I'm not sure if these are good themes, or if you can actually call them themes.
-real friends stick with you
-be yourself
an extra question: Is this a good idea?
i just started writing about a vampire girl who ends up going to school at night. and something like one of her friends betrays her {which goes along with the first theme}
or i was planning on writing something about the second theme
so far i got:
The sun started to set. While, the moon crept up behind the dark rain clouds. The grass covered in rain droplets from this morning's storm. The digital clock on the nightstand read 7:10 p.m. The cell phone that fell to the floor started blaring You're Gonna Go Far Kid by The Offspring. The girl which had been sleeping in bed a few minutes ago, scrambled up to get the phone.
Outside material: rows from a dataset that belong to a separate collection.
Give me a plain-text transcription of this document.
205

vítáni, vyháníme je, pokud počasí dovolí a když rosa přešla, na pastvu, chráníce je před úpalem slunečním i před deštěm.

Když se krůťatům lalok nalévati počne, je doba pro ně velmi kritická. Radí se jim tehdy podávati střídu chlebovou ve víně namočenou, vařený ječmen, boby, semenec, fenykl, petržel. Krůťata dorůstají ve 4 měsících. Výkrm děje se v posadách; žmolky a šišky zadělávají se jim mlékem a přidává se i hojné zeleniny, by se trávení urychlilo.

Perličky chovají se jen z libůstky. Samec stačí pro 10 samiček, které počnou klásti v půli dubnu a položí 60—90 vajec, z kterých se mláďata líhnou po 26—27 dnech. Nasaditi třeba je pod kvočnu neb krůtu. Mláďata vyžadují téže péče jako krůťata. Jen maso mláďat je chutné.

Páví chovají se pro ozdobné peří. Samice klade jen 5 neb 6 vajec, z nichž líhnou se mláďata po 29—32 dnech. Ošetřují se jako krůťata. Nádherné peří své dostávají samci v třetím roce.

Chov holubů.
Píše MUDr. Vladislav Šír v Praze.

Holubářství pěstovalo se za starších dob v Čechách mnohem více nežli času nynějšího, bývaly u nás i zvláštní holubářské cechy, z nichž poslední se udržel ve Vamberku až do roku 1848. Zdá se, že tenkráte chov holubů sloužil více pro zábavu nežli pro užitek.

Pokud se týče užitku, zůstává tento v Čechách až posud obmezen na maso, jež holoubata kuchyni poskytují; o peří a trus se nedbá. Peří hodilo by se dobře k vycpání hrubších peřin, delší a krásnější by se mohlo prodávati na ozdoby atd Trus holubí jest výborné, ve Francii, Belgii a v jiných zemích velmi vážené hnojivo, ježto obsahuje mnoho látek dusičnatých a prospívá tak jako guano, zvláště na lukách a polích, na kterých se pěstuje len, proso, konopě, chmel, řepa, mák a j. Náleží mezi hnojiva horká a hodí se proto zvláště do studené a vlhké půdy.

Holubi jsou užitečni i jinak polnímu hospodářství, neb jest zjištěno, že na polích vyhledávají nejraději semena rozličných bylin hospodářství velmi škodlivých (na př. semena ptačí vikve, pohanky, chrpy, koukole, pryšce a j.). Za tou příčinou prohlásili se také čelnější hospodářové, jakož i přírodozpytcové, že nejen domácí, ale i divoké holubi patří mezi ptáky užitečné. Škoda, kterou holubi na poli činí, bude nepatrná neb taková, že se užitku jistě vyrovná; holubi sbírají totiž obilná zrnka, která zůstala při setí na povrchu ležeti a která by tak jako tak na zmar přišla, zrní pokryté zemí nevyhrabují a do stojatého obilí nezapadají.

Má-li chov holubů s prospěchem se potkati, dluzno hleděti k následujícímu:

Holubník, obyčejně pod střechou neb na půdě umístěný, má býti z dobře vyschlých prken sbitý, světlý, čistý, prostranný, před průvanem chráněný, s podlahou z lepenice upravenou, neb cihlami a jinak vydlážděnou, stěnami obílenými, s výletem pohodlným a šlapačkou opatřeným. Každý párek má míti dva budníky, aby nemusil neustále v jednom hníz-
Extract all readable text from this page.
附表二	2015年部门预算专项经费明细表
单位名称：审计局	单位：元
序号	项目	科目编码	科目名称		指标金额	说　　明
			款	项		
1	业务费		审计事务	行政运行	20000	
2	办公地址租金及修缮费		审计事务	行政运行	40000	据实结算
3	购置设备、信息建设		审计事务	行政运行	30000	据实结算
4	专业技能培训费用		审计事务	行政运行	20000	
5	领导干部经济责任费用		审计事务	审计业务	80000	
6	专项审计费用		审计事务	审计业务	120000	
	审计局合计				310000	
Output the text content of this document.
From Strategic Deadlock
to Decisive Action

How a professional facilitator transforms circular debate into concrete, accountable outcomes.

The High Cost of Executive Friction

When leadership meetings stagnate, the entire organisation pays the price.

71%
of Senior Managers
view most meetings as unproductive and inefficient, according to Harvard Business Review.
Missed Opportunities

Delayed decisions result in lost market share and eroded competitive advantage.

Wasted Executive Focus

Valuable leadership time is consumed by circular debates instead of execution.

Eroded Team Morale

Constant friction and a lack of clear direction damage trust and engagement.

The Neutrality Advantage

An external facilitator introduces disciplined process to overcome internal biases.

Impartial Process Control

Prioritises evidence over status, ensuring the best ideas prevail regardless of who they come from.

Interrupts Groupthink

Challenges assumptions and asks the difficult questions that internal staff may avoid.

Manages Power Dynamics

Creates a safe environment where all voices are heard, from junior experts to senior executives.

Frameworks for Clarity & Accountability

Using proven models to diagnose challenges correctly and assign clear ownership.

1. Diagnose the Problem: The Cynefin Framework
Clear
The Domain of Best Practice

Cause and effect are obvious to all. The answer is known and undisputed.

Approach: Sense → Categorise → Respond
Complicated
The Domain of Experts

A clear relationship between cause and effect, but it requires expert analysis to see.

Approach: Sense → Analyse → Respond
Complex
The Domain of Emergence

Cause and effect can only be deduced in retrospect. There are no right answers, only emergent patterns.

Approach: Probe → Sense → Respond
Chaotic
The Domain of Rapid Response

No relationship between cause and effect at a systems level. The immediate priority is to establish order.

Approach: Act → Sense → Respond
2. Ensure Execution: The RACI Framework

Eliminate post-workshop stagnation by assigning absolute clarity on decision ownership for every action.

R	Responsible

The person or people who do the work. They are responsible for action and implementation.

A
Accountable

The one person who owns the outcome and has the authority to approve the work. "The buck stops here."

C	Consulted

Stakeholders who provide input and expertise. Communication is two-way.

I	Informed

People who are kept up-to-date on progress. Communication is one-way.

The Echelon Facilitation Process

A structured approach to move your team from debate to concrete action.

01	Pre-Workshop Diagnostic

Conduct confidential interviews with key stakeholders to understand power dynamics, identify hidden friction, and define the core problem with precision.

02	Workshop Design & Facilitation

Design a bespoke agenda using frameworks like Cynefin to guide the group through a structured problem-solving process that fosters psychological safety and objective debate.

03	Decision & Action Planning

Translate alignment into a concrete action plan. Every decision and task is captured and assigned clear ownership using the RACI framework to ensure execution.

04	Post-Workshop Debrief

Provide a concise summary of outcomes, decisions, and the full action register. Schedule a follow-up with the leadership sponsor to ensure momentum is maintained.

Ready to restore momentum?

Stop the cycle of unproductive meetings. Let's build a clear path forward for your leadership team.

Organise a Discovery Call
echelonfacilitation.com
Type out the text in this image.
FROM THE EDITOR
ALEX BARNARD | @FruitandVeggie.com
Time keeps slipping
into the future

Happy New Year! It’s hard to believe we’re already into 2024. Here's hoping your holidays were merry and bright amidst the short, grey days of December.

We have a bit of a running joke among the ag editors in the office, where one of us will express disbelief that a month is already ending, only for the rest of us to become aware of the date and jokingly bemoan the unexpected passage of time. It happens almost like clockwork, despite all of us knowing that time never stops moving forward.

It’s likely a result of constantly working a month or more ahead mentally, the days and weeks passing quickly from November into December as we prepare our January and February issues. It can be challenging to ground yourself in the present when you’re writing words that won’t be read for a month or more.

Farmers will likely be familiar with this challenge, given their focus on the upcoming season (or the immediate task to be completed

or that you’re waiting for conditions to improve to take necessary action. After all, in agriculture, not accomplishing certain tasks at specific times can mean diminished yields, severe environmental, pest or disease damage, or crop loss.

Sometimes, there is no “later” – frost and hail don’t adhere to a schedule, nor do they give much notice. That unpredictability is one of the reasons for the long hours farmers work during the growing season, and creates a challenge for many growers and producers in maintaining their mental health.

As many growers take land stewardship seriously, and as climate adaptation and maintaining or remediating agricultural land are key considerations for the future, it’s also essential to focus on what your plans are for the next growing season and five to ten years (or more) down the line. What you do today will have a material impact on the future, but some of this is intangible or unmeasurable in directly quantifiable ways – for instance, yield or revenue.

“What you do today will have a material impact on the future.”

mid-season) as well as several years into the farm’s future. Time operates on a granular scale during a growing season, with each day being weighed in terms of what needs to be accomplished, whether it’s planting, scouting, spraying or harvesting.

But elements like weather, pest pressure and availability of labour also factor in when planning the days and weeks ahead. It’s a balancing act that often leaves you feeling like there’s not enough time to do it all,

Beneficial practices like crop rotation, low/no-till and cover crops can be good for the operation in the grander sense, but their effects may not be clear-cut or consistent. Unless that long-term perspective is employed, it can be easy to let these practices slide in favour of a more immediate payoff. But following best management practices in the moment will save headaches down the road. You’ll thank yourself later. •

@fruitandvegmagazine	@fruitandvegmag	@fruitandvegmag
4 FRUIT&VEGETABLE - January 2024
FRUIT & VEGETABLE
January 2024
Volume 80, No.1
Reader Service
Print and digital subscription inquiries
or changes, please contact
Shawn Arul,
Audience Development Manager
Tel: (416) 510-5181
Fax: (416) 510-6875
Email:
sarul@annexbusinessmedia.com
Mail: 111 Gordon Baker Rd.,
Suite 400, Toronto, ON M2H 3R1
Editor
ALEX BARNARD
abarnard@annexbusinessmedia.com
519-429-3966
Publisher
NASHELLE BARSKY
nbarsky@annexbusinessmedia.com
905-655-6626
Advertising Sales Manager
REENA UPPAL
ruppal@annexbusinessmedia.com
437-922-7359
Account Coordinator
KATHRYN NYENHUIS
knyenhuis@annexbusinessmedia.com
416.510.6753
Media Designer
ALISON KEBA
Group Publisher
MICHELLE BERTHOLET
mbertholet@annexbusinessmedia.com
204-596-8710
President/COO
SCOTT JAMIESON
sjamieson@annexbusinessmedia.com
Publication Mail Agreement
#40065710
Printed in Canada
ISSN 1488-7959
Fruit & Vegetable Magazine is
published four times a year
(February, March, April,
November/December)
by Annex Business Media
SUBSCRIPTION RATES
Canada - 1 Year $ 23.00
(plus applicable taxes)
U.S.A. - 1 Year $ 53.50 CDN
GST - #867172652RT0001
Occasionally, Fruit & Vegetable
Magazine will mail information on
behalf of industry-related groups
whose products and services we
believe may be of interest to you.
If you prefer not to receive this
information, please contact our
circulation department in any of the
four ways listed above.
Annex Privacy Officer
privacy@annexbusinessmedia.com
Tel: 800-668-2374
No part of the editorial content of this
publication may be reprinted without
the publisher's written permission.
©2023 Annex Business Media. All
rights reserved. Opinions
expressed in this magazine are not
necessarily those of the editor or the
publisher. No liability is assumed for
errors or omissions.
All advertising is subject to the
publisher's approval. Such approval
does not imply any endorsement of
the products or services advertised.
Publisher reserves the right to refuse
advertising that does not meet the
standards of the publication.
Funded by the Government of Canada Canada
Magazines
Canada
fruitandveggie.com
not much. but its a start.
The themes sound pretty high-school level, since those are things that high-school age kids seem to have the most experience with, so depending on how old you are, they're either just right or too sophomoric.
The beginning isn't very exciting. So much setup and I have no idea who this girl is, except that she likes The Offspring. We know what an evening is like, so you don't need to set the scene so descriptively. If you want readers to keep reading, you have to start with action, not descriptions.
What would it look like to focus less on the setting description and more on action? Maybe something like:
It was 7:10 in the evening and Amy's cell phone buzzed across her messy desk, breaking the stillness with its ringtone. "With a thousand lies, and a good disguise, hit ‘em right between the eyes." Amy scrambled out of bed and picked up the phone. She tried to check the ID, because she wouldn't answer for anyone but Stacy, but the brightness of the display was too much for her sleepy eyes. Amy pulled at the heavy curtains of her window, and the bluish dusk light filled her sun-protected room. It wasn't Stacy, but it was a call she couldn't ignore...
See how action is much more exciting than descriptions about the weather? We know a lot more about this Amy than we do about your character, because there's less focus on description and more focus on action.
Lots of poets and authors have already written about the sun and the moon and rain so much that it'd be difficult to come up with something new and exciting. And besides, we can't really connect with the character through descriptions about the weather. Make her real by describing her thoughts and her actions, and don't describe things like clothes or furniture. =) best of luck!